Bancos, ahorristas e inversores, frente a nuevos dilemas
Antes de que se precipitara la fase actual de la crisis financiera norteamericana, los bancos residentes en Uruguay nacionales y extranjeros- tenían el 24% de sus activos invertidos en EEUU, algo más de US$ 3.000 millones. Otro 7% del activo total de los bancos regulados estaba colocado en Europa, un 4% en el resto de América y un 66% de los activos permanecían colocados dentro de fronteras.
Una vez desatada la crisis en el centro del sistema financiero, la expansión de la política monetaria reafirmada el jueves por Ben Bernanke ha inducido una fuerte caída de las tasas de interés, particularmente en los segmentos de mayor disponibilidad, o sea allí dónde los bancos residentes en Uruguay mantenían sus colocaciones más rentables.
Las ganancias acumuladas en los tres primeros trimestres del año pasado, corregidas en el análisis del BCU ascendían a los US$ 338.5 millones, duplicando prácticamente las ganancias luego de pagar impuestos logradas por los bancos en el correr del mismo período de 2006.
Prácticamente, el ciento por ciento de estas ganancias resultaban de la suma de los intereses cobrados por las colocaciones externas y el crédito al consumo o social según la cartera de cada institución. Ahora, la reducción de las tasas de interés, del orden ya de un 1% para las colocaciones en el exterior y en vías de reducirse aún más, genera una reducción de mucho impacto en los ingresos de un sistema financiero local que tiene costos fijos considerables. Por ejemplo los salarios indexados con inflación más recuperación real, más los costos de servicios no transables demandados por la operativa bancaria.
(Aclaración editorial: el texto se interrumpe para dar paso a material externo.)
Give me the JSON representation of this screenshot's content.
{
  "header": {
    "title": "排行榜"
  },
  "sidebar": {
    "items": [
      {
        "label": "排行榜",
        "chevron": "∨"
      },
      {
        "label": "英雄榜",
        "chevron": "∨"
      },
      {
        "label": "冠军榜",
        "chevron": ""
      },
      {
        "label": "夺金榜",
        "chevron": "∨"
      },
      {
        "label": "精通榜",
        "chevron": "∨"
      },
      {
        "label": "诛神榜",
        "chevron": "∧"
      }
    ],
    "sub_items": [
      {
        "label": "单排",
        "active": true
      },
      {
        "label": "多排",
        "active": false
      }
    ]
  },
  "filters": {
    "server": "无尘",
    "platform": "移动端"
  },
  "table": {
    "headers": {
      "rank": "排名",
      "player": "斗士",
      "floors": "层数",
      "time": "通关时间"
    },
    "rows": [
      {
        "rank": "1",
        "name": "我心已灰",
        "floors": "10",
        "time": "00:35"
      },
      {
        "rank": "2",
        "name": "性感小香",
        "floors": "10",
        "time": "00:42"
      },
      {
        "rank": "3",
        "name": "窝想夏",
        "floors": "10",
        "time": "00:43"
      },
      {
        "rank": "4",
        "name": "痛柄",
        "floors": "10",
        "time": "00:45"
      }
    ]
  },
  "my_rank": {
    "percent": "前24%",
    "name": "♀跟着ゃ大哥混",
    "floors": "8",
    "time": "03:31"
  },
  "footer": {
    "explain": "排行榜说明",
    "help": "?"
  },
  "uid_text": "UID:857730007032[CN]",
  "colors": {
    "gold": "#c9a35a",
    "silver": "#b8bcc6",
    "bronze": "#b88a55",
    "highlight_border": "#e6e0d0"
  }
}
El nuevo dilema de los bancos
Recortada la fuente de ganancias provenientes de las colocaciones externas y con un previsible incremento de los costos en dólares de su operativa, los bancos residentes se enfrentan al dilema de tener que elaborar nuevos planes de negocios en un escenario fuertemente competitivo. Efectivamente, las negociaciones en curso para la venta del Banco Comercial coloca el tema de la concentración del negocio como un desafío nuevo en un sistema que mantiene fuertes barreras a la entrada y salida.
Sin poder intervenir en la formación de las tasas de interés «externas» los bancos procuraran establecer un cierto piso para que no caigan en demasía las tasas de sus colocaciones internas.
Los esfuerzos de los bancos para reequilibrar las cuentas de los mismos van a contravenir los objetivos de la política monetaria cuyo diseño presupone un incremento de las bajas tasas pasivas.
Por otra parte, los bancos van a intentar mantener sus tasas activas enfrentándose en este caso al riesgo de perder posiciones frente a la mayor competencia que sobrevendrá en la industria financiera en los próximos meses.
Los ahorristas e inversores locales
Un enfoque diferente caracterizará la visión de los ahorristas e inversores locales enfrentados a mayores incertidumbres por sus colocaciones externas y una reducción global de los ingresos reales provenientes de sus ahorros e inversiones.
La complejidad del manejo del excedente productivo y la acumulación del ahorro nacional no está hallando respuestas adecuadas en la oferta bancaria actual.
A todo esto, se suma ahora un eventual incremento de las incertidumbres derivadas de cómo afectará la mayor inflación externa y los componentes propios de la nacional -salarios y recomposición de márgenes empresariales- el valor real del rendimiento de sus depósitos e inversiones.